No refrão da música Domingo, dos Titãs, o dia de domingo é cantado como um dia
entediante: "Domingo eu quero ver o domingo passar". É possível notar, nessa letra, a
preocupação com esse dia da semana dedicado ao descanso, quando os ritmos do cotidiano e
da cidade diminuem objetivamente. Como se pode observar em outras estrofes da música, no
clima de calmaria do domingo, não se sabe o que fazer, muito menos aonde ir. Com tantas
possibilidades em um dia sem compromissos o que permanece é a dúvida e a sensação de que
o mundo parou e não se tem aonde ir e o que fazer pois "Tudo esta fechado/ Tudo esta
fechado". O que está fechado, na realidade, é o estado subjetivo do sujeito pós-moderno
frente ao "mar de possibilidades" (Carvalho, 1998) com o qual o tédio se confronta.
A música Tédio (com um T bem grande pra você), da Legião Urbana, retrata os
estado de insatisfação por não se ter o que fazer de interessante e por não se fazer nada. Essa
letra expressa a falta de sentido da vida num mundo que se apresenta como farto, mas uma
fartura de alienação entre tantos objetos de consumo. O sujeito propriamente dito, aquele
protagonista de sua vida e de seu mundo são muito pouco solicitados a entrar em cena.
Permanecem como espectadores passivos sendo levados pela vertigem e pelo ritmo acelerado
da “sociedade do espetáculo” (Debord, 1997). É no afastamento ou na anulação do sujeito,
pela aceleração do tempo, que o desinteresse pela vida pode fazer sua aparição sob a forma de
tédio.
Conclusões
As letras das músicas que foram selecionadas expressam claramente um sentimento de
tédio, tal como foi definido nesta pesquisa. Vale ressaltar que são muitas as letras de rock, dos
anos 80, que abordam o tema do tédio direta ou indiretamente. Várias trazem a palavra tédio
no próprio título; outras, nos versos da letra e, ainda, existem aquelas que trazem em seus
versos várias palavras alusivas a esse sentimento.
A década de 1980 foi chamada por alguns autores de “década perdida” para a arte,
tamanho estado de estagnação que diagnosticaram nesse período. Tal estado de estagnação da
arte pode ser investigado em suas conexões com as produções de subjetividade que se fizeram
presentes nesse período, de maneira significativa, tal como pudemos apreender nas letras das
músicas analisadas.
Não se pode ignorar que se houve um estado de estagnação da arte e da cultura, a
tecnologia avançou rapidamente e contribuiu para uma grande aceleração da vida no plano
prático-instrumental. As letras falam de um mundo objetivo em vertigem, repleto do que se
pode ter e fazer, com a expansão do consumo, mas, ao mesmo tempo, desacelerado
subjetivamente, esvaziado de sentido no que diz respeito à implicação do sujeito nesse fazer
do cotidiano, um fazer no qual se implique como protagonista.
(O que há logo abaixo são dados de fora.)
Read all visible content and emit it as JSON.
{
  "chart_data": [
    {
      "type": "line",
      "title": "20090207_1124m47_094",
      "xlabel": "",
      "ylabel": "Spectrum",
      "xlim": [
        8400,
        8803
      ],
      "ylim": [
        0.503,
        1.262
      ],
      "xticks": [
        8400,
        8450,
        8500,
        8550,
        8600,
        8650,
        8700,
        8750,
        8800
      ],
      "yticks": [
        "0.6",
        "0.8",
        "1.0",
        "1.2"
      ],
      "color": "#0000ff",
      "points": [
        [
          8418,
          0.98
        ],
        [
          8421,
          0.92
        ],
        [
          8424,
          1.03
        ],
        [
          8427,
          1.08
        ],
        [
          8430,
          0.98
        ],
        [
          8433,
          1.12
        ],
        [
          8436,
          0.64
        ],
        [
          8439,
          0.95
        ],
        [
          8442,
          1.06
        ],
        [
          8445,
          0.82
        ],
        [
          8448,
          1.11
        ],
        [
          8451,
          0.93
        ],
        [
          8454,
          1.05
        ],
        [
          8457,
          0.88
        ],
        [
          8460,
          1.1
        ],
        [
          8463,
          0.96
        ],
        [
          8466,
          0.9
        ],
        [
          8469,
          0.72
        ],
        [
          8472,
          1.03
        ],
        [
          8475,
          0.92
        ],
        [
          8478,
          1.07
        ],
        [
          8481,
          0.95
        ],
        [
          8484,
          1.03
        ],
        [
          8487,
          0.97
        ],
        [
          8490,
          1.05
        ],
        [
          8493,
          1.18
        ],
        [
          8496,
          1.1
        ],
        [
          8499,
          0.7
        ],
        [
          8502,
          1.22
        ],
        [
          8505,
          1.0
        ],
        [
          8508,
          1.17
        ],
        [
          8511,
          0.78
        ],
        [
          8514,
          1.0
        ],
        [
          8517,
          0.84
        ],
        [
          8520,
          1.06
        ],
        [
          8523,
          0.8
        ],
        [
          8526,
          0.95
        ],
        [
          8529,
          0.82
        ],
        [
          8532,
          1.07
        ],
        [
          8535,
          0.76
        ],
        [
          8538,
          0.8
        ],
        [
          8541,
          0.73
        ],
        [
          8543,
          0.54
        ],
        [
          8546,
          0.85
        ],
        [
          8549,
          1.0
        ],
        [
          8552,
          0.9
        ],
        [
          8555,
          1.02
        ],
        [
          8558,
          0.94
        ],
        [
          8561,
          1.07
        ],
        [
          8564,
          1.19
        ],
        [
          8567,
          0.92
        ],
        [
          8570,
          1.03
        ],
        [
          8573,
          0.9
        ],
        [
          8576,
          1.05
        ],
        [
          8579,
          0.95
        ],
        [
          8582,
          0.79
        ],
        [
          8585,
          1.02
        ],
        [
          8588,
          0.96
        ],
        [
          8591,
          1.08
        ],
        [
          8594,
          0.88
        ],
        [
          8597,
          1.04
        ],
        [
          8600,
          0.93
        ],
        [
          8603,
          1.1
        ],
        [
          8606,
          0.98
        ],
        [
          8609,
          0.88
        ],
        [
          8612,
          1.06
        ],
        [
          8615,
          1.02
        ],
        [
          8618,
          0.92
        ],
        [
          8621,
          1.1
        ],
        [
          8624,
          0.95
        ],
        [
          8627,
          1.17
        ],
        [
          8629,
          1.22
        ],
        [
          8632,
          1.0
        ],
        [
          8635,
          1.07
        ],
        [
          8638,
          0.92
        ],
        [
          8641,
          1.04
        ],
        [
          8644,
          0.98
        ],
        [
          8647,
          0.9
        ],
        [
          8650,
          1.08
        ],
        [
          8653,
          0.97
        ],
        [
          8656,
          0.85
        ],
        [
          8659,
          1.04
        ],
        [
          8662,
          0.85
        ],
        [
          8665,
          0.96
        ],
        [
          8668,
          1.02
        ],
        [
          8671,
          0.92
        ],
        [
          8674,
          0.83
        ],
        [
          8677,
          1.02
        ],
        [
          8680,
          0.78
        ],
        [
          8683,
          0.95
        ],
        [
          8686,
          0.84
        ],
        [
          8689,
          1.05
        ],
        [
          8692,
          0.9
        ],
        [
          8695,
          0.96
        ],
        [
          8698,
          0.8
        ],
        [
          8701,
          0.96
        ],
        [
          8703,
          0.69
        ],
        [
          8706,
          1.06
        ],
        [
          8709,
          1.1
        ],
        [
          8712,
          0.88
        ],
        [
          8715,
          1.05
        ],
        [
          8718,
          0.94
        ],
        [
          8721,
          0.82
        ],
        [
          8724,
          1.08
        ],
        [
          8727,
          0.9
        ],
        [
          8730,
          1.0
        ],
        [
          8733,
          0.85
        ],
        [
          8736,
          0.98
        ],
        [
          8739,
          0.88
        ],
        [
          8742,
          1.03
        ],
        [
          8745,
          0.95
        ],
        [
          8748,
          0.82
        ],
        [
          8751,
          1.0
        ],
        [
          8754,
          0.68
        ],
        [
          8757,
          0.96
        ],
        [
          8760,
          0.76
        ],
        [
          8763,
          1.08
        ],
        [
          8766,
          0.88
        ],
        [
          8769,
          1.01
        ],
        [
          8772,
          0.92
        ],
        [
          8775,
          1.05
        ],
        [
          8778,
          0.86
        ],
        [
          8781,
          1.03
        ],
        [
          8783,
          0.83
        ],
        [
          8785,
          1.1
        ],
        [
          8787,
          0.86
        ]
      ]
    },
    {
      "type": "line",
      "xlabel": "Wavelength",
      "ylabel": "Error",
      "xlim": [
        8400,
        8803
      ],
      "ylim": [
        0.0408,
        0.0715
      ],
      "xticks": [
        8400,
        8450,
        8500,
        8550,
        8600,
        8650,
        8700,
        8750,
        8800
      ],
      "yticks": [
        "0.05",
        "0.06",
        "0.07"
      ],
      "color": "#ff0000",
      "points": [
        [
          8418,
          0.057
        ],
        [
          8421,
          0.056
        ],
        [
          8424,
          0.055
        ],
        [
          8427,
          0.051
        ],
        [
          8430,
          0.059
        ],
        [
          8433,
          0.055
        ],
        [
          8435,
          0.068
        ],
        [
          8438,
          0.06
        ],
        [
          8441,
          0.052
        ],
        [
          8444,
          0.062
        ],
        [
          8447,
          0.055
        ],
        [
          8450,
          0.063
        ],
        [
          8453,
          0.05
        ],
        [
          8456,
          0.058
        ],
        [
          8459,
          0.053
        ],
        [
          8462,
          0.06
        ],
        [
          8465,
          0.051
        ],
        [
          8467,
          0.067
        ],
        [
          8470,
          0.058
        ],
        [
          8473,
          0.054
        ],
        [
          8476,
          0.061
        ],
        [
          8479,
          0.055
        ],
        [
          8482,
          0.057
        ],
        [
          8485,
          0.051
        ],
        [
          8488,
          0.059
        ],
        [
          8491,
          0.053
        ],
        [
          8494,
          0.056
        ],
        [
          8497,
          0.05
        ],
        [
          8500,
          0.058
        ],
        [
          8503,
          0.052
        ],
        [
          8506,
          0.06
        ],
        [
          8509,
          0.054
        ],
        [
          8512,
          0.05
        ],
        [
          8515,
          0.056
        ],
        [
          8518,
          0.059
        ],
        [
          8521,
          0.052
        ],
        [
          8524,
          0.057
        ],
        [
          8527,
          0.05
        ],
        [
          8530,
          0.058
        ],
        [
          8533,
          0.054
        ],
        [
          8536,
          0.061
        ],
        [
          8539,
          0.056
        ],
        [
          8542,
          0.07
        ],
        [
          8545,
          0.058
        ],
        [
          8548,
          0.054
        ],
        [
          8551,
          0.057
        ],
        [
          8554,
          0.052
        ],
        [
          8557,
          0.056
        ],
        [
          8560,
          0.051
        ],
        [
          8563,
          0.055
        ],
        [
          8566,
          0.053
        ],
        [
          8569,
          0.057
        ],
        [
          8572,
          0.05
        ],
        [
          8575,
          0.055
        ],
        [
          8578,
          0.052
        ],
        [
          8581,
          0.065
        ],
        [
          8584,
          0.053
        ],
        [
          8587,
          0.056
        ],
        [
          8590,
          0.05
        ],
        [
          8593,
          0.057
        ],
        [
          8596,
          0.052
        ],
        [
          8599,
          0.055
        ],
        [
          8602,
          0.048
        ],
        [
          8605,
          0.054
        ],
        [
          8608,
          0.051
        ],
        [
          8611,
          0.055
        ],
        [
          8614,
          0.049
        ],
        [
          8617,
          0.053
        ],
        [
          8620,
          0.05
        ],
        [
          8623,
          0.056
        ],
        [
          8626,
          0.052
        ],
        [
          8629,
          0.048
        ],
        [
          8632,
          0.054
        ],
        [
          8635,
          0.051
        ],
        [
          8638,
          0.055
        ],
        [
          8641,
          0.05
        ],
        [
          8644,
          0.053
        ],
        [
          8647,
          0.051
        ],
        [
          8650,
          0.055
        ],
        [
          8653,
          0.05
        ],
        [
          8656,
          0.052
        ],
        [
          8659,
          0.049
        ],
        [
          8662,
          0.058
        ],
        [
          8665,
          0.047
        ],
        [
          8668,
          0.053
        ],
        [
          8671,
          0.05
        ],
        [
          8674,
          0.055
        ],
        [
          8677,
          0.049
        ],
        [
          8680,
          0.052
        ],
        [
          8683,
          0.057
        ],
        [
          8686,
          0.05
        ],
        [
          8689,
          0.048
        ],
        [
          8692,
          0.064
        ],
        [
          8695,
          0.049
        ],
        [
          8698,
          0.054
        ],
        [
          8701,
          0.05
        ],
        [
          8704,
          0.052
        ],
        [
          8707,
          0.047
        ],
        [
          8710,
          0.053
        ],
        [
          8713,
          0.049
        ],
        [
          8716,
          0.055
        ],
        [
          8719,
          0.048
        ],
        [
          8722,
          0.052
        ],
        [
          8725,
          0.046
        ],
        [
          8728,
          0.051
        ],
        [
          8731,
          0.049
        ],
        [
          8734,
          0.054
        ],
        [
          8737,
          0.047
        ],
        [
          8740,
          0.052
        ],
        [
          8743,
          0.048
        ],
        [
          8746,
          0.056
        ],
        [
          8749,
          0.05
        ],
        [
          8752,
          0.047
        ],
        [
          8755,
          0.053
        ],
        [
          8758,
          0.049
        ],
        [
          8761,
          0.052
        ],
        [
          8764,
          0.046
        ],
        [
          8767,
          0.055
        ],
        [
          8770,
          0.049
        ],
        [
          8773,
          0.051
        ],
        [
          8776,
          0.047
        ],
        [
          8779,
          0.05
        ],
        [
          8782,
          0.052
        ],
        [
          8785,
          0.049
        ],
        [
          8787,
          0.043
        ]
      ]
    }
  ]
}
No desencontro entre uma objetividade acelerada e uma subjetividade desinteressada e
em desaceleração, o tédio irrompe como um dos principais dispositivos de análise da
contemporaneidade. O mundo de super-ofertas não consegue ofertar o principal: sentido para
a vida. A falta de sentido para a vida fica é bastante acentuada nas músicas desse período,
mostrando muito bem o estado de dês-subjetivação que é típico do tédio.
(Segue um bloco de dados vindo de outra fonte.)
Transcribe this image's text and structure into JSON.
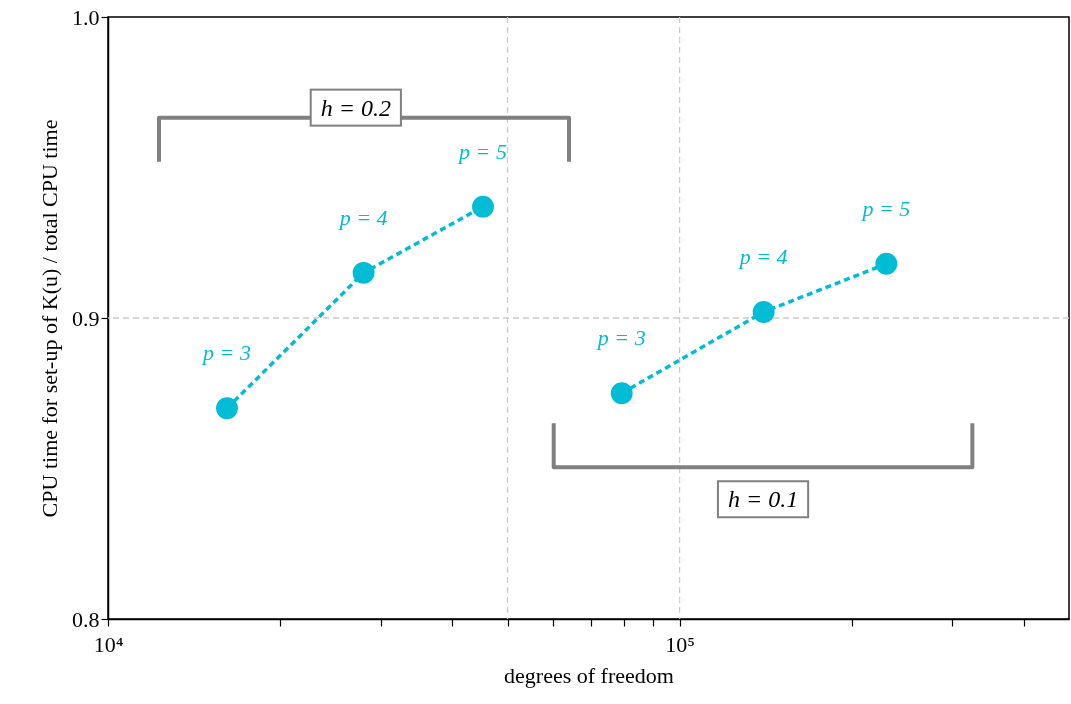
{
  "chart_data": {
    "type": "line",
    "xlabel": "degrees of freedom",
    "ylabel": "CPU time for set-up of K(u) / total CPU time",
    "log": "x",
    "xlim": [
      10000,
      480000
    ],
    "xticks": [
      {
        "value": 10000,
        "label": "10⁴"
      },
      {
        "value": 20000,
        "label": null
      },
      {
        "value": 30000,
        "label": null
      },
      {
        "value": 40000,
        "label": null
      },
      {
        "value": 50000,
        "label": null
      },
      {
        "value": 60000,
        "label": null
      },
      {
        "value": 70000,
        "label": null
      },
      {
        "value": 80000,
        "label": null
      },
      {
        "value": 90000,
        "label": null
      },
      {
        "value": 100000,
        "label": "10⁵"
      },
      {
        "value": 200000,
        "label": null
      },
      {
        "value": 300000,
        "label": null
      },
      {
        "value": 400000,
        "label": null
      }
    ],
    "ylim": [
      0.8,
      1.0
    ],
    "yticks": [
      0.8,
      0.9,
      {
        "value": 1.0,
        "label": "1.0"
      }
    ],
    "marker": "circle",
    "line_style": "dashed",
    "series": [
      {
        "color": "#00bcd4",
        "x": [
          16150,
          28000,
          45300
        ],
        "values": [
          0.87,
          0.915,
          0.937
        ]
      },
      {
        "color": "#00bcd4",
        "x": [
          79200,
          140300,
          230000
        ],
        "values": [
          0.875,
          0.902,
          0.918
        ]
      }
    ],
    "ref_lines": [
      {
        "axis": "x",
        "value": 50000,
        "color": "#cccccc",
        "line_style": "dashed"
      },
      {
        "axis": "x",
        "value": 100000,
        "color": "#cccccc",
        "line_style": "dashed"
      },
      {
        "axis": "y",
        "value": 0.9,
        "color": "#cccccc",
        "line_style": "dashed"
      }
    ],
    "annotations": [
      "h = 0.2",
      "h = 0.1",
      {
        "text": "p = 3",
        "x": 16150,
        "y": 0.87
      },
      {
        "text": "p = 4",
        "x": 28000,
        "y": 0.915
      },
      {
        "text": "p = 5",
        "x": 45300,
        "y": 0.937
      },
      {
        "text": "p = 3",
        "x": 79200,
        "y": 0.875
      },
      {
        "text": "p = 4",
        "x": 140300,
        "y": 0.902
      },
      {
        "text": "p = 5",
        "x": 230000,
        "y": 0.918
      }
    ]
  }
}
A música, tomada como reveladora ou produtora de sentido, é um indicador confiável
das produções subjetivas de um determinado tempo e lugar. Portanto, nossa pesquisa indica
que o tédio, já flagrado por escritores e poetas, como Baudelaire, em suas aparições na
modernidade do século XIX, esteve presente dentre as produções subjetivas da década de
1980. Resta rastrear a continuidade de suas aparições nas condições de aceleração da vida que
desde o início da modernidade tem se tornado cada vez mais acentuadas.